Coupled with the changes associated with digitalization, the need to drive improvements in environmental performance and to reduce energy costs, manufacturers are increasingly looking to automation for a solution.

But with budgets under greater pressure than ever, outdated concerns regarding the investment required mean many businesses are not yet taking full advantage of automation opportunities. Collaborative robotics (Cobots) do not require high investment, according to OMRON Electronics Business Development Manager Peter Lange.

“Cobots are easy to deploy for a wide range of activities and the design and implementation of the application can be completed quickly,” said Lange. “In general terms, it is often easiest to assess investment against the manufacturing cost per product and the total investment cost is typically equivalent to one FTE illustrating that ROI is often achieved in one year or less.

“For SMEs in particular, leasing may be a more attractive proposition than CAPEX. Leasing also offers added flexibility, allowing smaller companies to reap the benefits of automation through cobots. If the leasing contract includes maintenance and service, it is easier to keep the cobot fleet up to date minimising downtime without having to budget for additional costs.”

The leasing of cobots becomes a much more attractive option when considering the amount of preparation that needs to be done to make sure such a system can be integrated effectively into the factory.

“Any business considering investing in cobots must ensure the complete solution is covered: a robot application needs tools, peripherals, accessories and more,” Lange continued. “Therefore, the system integrator and cobot manufacturer should offer a complete solution that can also be financed holistically. Patchwork solutions are not very effective.”

A helping hand

Hiring plant and machinery can be a great way to trial solutions before making a commitment, but any decision on whether or not to buy into them ultimately comes down to the cost. If you don’t have the capital, then there’s little reason in even thinking about investing into the upgrade.

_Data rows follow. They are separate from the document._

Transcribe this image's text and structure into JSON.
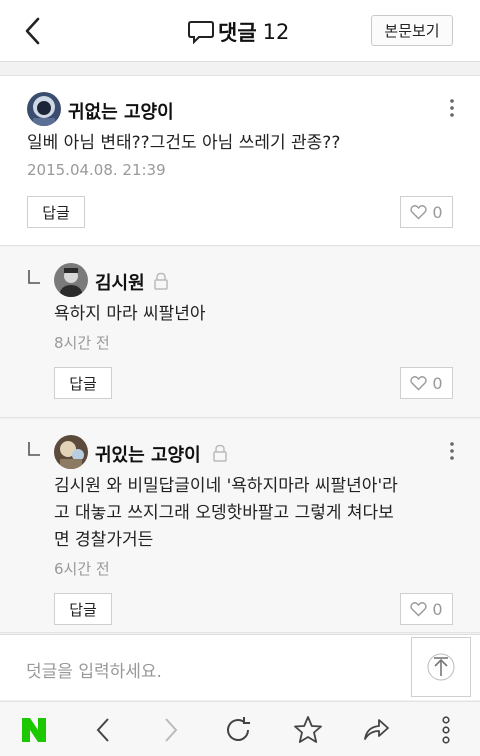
{
  "header": {
    "title": "댓글",
    "count": "12",
    "view_post_label": "본문보기"
  },
  "comments": [
    {
      "author": "귀없는 고양이",
      "text": "일베 아님 변태??그건도 아님 쓰레기 관종??",
      "time": "2015.04.08. 21:39",
      "reply_label": "답글",
      "likes": "0"
    },
    {
      "author": "김시원",
      "text": "욕하지 마라 씨팔년아",
      "time": "8시간 전",
      "reply_label": "답글",
      "likes": "0"
    },
    {
      "author": "귀있는 고양이",
      "text_line1": "김시원 와 비밀답글이네 '욕하지마라 씨팔년아'라",
      "text_line2": "고 대놓고 쓰지그래 오뎅핫바팔고 그렇게 쳐다보",
      "text_line3": "면 경찰가거든",
      "time": "6시간 전",
      "reply_label": "답글",
      "likes": "0"
    }
  ],
  "input": {
    "placeholder": "덧글을 입력하세요."
  },
  "browser_bar": {
    "logo": "N",
    "icons": [
      "back-icon",
      "forward-icon",
      "refresh-icon",
      "star-icon",
      "share-icon",
      "menu-icon"
    ]
  },
  "colors": {
    "naver_green": "#1ec800",
    "muted_text": "#999999"
  }
}
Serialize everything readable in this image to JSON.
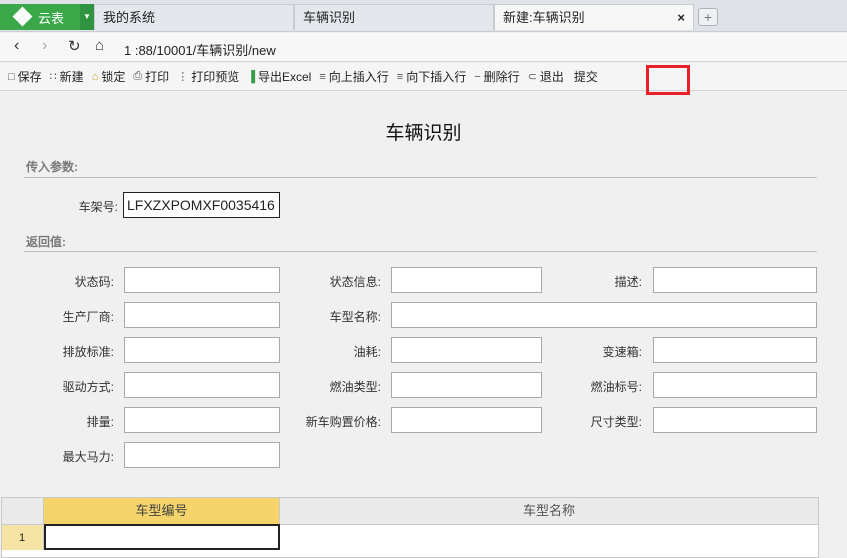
{
  "tabs": {
    "app_name": "云表",
    "items": [
      "我的系统",
      "车辆识别",
      "新建:车辆识别"
    ],
    "close": "×",
    "add": "+"
  },
  "address": {
    "url": "1      :88/10001/车辆识别/new"
  },
  "toolbar": {
    "save": "保存",
    "new": "新建",
    "lock": "锁定",
    "print": "打印",
    "print_preview": "打印预览",
    "export_excel": "导出Excel",
    "insert_above": "向上插入行",
    "insert_below": "向下插入行",
    "delete_row": "删除行",
    "exit": "退出",
    "submit": "提交"
  },
  "form": {
    "title": "车辆识别",
    "input_section": "传入参数:",
    "vin_label": "车架号:",
    "vin_value": "LFXZXPOMXF0035416",
    "return_section": "返回值:",
    "labels": {
      "status_code": "状态码:",
      "status_info": "状态信息:",
      "description": "描述:",
      "manufacturer": "生产厂商:",
      "model_name": "车型名称:",
      "emission": "排放标准:",
      "fuel_consumption": "油耗:",
      "gearbox": "变速箱:",
      "drive": "驱动方式:",
      "fuel_type": "燃油类型:",
      "fuel_grade": "燃油标号:",
      "displacement": "排量:",
      "price": "新车购置价格:",
      "size_type": "尺寸类型:",
      "max_power": "最大马力:"
    }
  },
  "grid": {
    "columns": [
      "车型编号",
      "车型名称"
    ],
    "row_number": "1"
  }
}
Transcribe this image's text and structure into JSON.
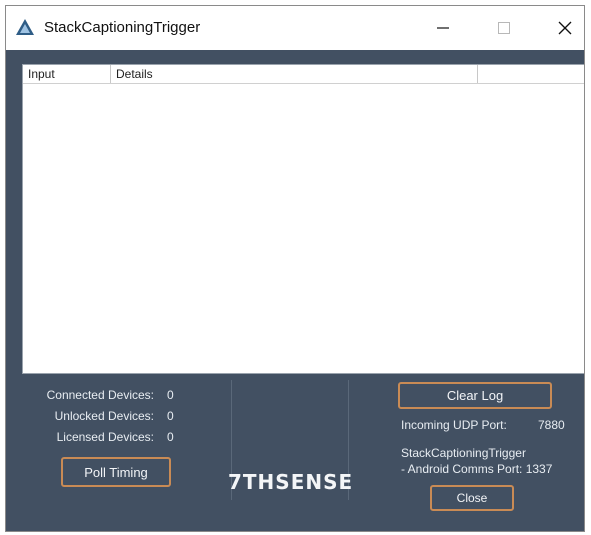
{
  "window": {
    "title": "StackCaptioningTrigger",
    "controls": {
      "minimize": "—",
      "maximize": "☐",
      "close": "✕"
    }
  },
  "log": {
    "columns": [
      "Input",
      "Details",
      ""
    ],
    "rows": []
  },
  "stats": {
    "connected_label": "Connected Devices:",
    "connected_value": "0",
    "unlocked_label": "Unlocked Devices:",
    "unlocked_value": "0",
    "licensed_label": "Licensed Devices:",
    "licensed_value": "0"
  },
  "buttons": {
    "poll_timing": "Poll Timing",
    "clear_log": "Clear Log",
    "close": "Close"
  },
  "brand": {
    "logo": "7THSENSE"
  },
  "info": {
    "udp_label": "Incoming UDP Port:",
    "udp_value": "7880",
    "android_line1": "StackCaptioningTrigger",
    "android_line2": "- Android Comms Port: 1337"
  },
  "colors": {
    "panel_bg": "#425062",
    "button_border": "#c98b55",
    "accent_logo": "#4a8fc7"
  },
  "icons": {
    "app": "app-triangle-icon"
  }
}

But even if the money isn’t immediately on the table, there are still ways that a manufacturer can secure the funds they need through a network of grants available to them. For those looking to adopt digital technologies into their business, Made Smarter is the go-to programme.

Since launching in 2019, the trailblazing North West adoption programme has supported hundreds of food manufacturers with their digital transformation.

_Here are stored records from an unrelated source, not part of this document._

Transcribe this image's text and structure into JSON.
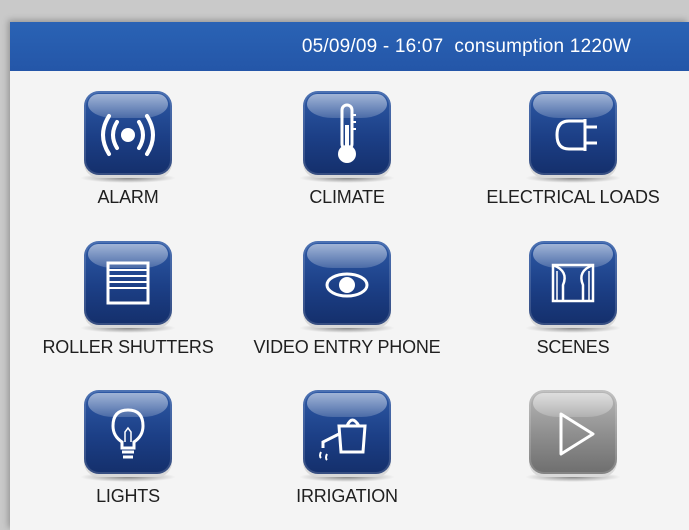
{
  "header": {
    "datetime": "05/09/09 - 16:07",
    "consumption": "consumption 1220W"
  },
  "colors": {
    "accent": "#2456a8",
    "button": "#1c3f86",
    "disabled": "#8d8d8d"
  },
  "tiles": [
    {
      "label": "ALARM",
      "icon": "alarm-icon"
    },
    {
      "label": "CLIMATE",
      "icon": "thermometer-icon"
    },
    {
      "label": "ELECTRICAL LOADS",
      "icon": "plug-icon"
    },
    {
      "label": "ROLLER SHUTTERS",
      "icon": "roller-shutter-icon"
    },
    {
      "label": "VIDEO ENTRY PHONE",
      "icon": "eye-icon"
    },
    {
      "label": "SCENES",
      "icon": "theater-curtain-icon"
    },
    {
      "label": "LIGHTS",
      "icon": "lightbulb-icon"
    },
    {
      "label": "IRRIGATION",
      "icon": "watering-can-icon"
    },
    {
      "label": "",
      "icon": "play-icon"
    }
  ]
}
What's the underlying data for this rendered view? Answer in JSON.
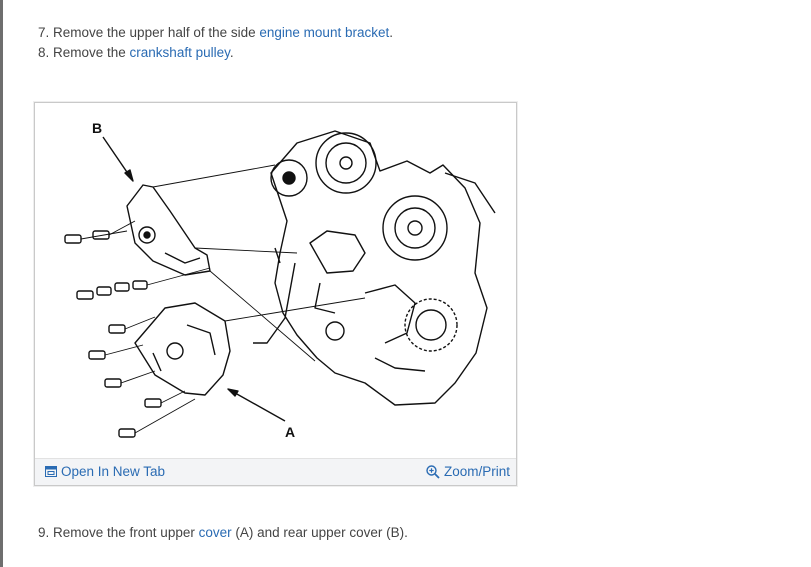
{
  "steps": {
    "step7": {
      "prefix": "7. Remove the upper half of the side ",
      "link": "engine mount bracket",
      "suffix": "."
    },
    "step8": {
      "prefix": "8. Remove the ",
      "link": "crankshaft pulley",
      "suffix": "."
    },
    "step9": {
      "prefix": "9. Remove the front upper ",
      "link": "cover",
      "suffix": " (A) and rear upper cover (B)."
    }
  },
  "figure": {
    "callout_a": "A",
    "callout_b": "B",
    "open_tab_label": "Open In New Tab",
    "zoom_label": "Zoom/Print",
    "open_tab_icon": "open-tab-icon",
    "zoom_icon": "magnifier-plus-icon"
  },
  "colors": {
    "link": "#2a6bb3",
    "text": "#444444",
    "bar": "#f3f4f6"
  }
}
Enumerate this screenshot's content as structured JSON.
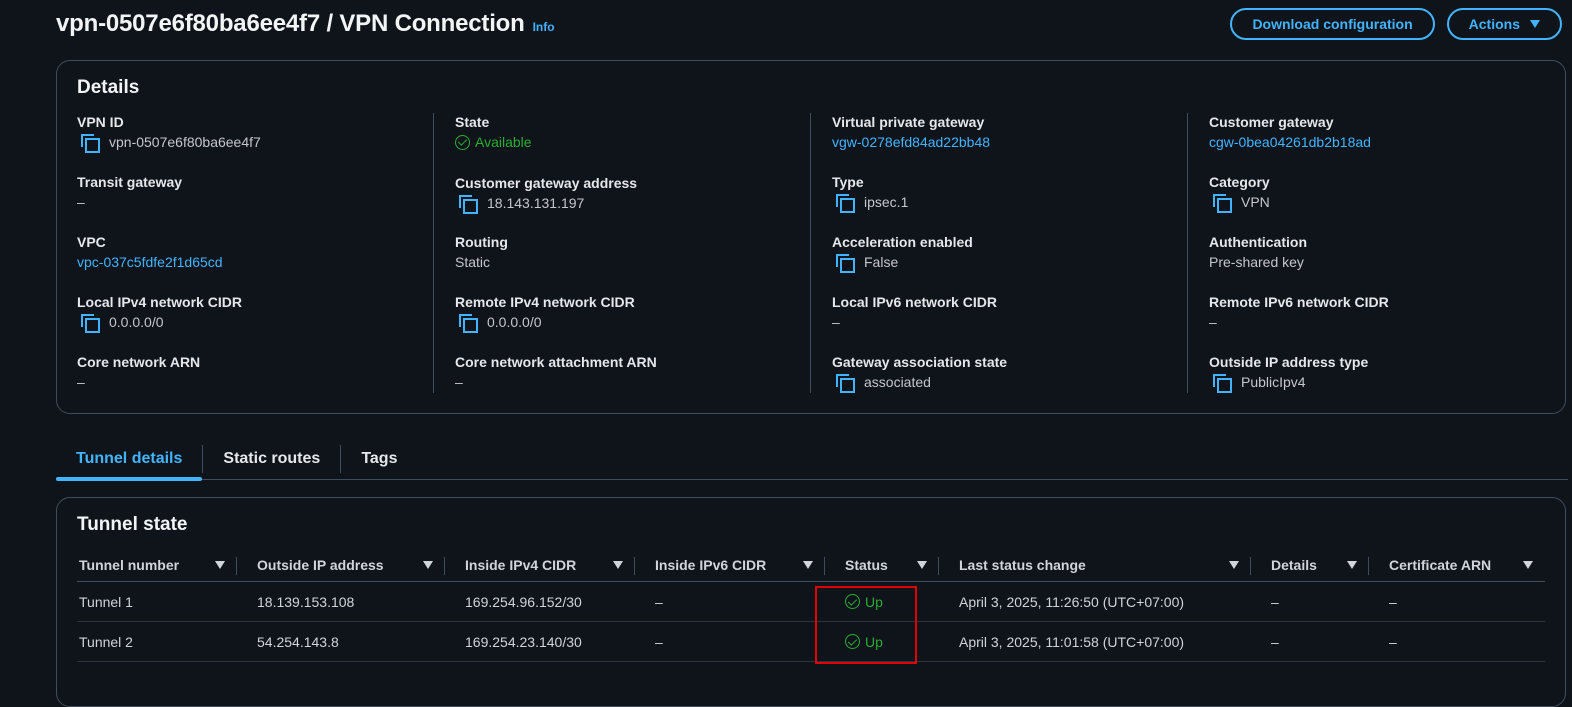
{
  "header": {
    "title": "vpn-0507e6f80ba6ee4f7 / VPN Connection",
    "info": "Info",
    "download_label": "Download configuration",
    "actions_label": "Actions"
  },
  "details": {
    "title": "Details",
    "columns": [
      [
        {
          "label": "VPN ID",
          "value": "vpn-0507e6f80ba6ee4f7",
          "copy": true
        },
        {
          "label": "Transit gateway",
          "value": "–"
        },
        {
          "label": "VPC",
          "value": "vpc-037c5fdfe2f1d65cd",
          "link": true
        },
        {
          "label": "Local IPv4 network CIDR",
          "value": "0.0.0.0/0",
          "copy": true
        },
        {
          "label": "Core network ARN",
          "value": "–"
        }
      ],
      [
        {
          "label": "State",
          "value": "Available",
          "status": true
        },
        {
          "label": "Customer gateway address",
          "value": "18.143.131.197",
          "copy": true
        },
        {
          "label": "Routing",
          "value": "Static"
        },
        {
          "label": "Remote IPv4 network CIDR",
          "value": "0.0.0.0/0",
          "copy": true
        },
        {
          "label": "Core network attachment ARN",
          "value": "–"
        }
      ],
      [
        {
          "label": "Virtual private gateway",
          "value": "vgw-0278efd84ad22bb48",
          "link": true
        },
        {
          "label": "Type",
          "value": "ipsec.1",
          "copy": true
        },
        {
          "label": "Acceleration enabled",
          "value": "False",
          "copy": true
        },
        {
          "label": "Local IPv6 network CIDR",
          "value": "–"
        },
        {
          "label": "Gateway association state",
          "value": "associated",
          "copy": true
        }
      ],
      [
        {
          "label": "Customer gateway",
          "value": "cgw-0bea04261db2b18ad",
          "link": true
        },
        {
          "label": "Category",
          "value": "VPN",
          "copy": true
        },
        {
          "label": "Authentication",
          "value": "Pre-shared key"
        },
        {
          "label": "Remote IPv6 network CIDR",
          "value": "–"
        },
        {
          "label": "Outside IP address type",
          "value": "PublicIpv4",
          "copy": true
        }
      ]
    ]
  },
  "tabs": [
    {
      "label": "Tunnel details",
      "active": true
    },
    {
      "label": "Static routes",
      "active": false
    },
    {
      "label": "Tags",
      "active": false
    }
  ],
  "tunnel_state": {
    "title": "Tunnel state",
    "headers": [
      "Tunnel number",
      "Outside IP address",
      "Inside IPv4 CIDR",
      "Inside IPv6 CIDR",
      "Status",
      "Last status change",
      "Details",
      "Certificate ARN"
    ],
    "rows": [
      [
        "Tunnel 1",
        "18.139.153.108",
        "169.254.96.152/30",
        "–",
        "Up",
        "April 3, 2025, 11:26:50 (UTC+07:00)",
        "–",
        "–"
      ],
      [
        "Tunnel 2",
        "54.254.143.8",
        "169.254.23.140/30",
        "–",
        "Up",
        "April 3, 2025, 11:01:58 (UTC+07:00)",
        "–",
        "–"
      ]
    ]
  },
  "colors": {
    "background": "#0f141a",
    "accent": "#42b4ff",
    "success": "#29ad32",
    "highlight_border": "#e00000"
  }
}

This has started with fully funded digital transformation workshops to help makers to develop a digital roadmap to technology adoption and map the skills and leadership development needed to bring about effective change. Impartial expert technology advice helps manufacturers identify potential solutions to their challenges and opportunities, meanwhile grant funding supports the investment in targeted technology projects.

“This tried and tested holistic approach helps SMEs understand what technology is right for them, overcoming two of the key barriers to adoption, the fear factor and the financial risk,” explained Ian Marshall, business advisor at Made Smarter.

“Digital transformation has proven to be crucial to food and drink manufacturers of all sizes. Not only can technologies help makers overcome challenges, but it can also unlock a whole host of opportunities.

“At a time when the sector is battling a crosswind of crises – from the post-pandemic recovery, supply chain challenges and energy costs, to net zero demands and labour shortage – a considered approach to digital transformation has proved vital. We have helped food makers navigate this multitude of challenges to increase productivity, achieve sustainable growth, create new, high value jobs and decarbonise.”

Businesses worried about the high cost of investment into technology like automation can get the financial support they need and reap the benefits of a team that can help guide them through the digital transformation.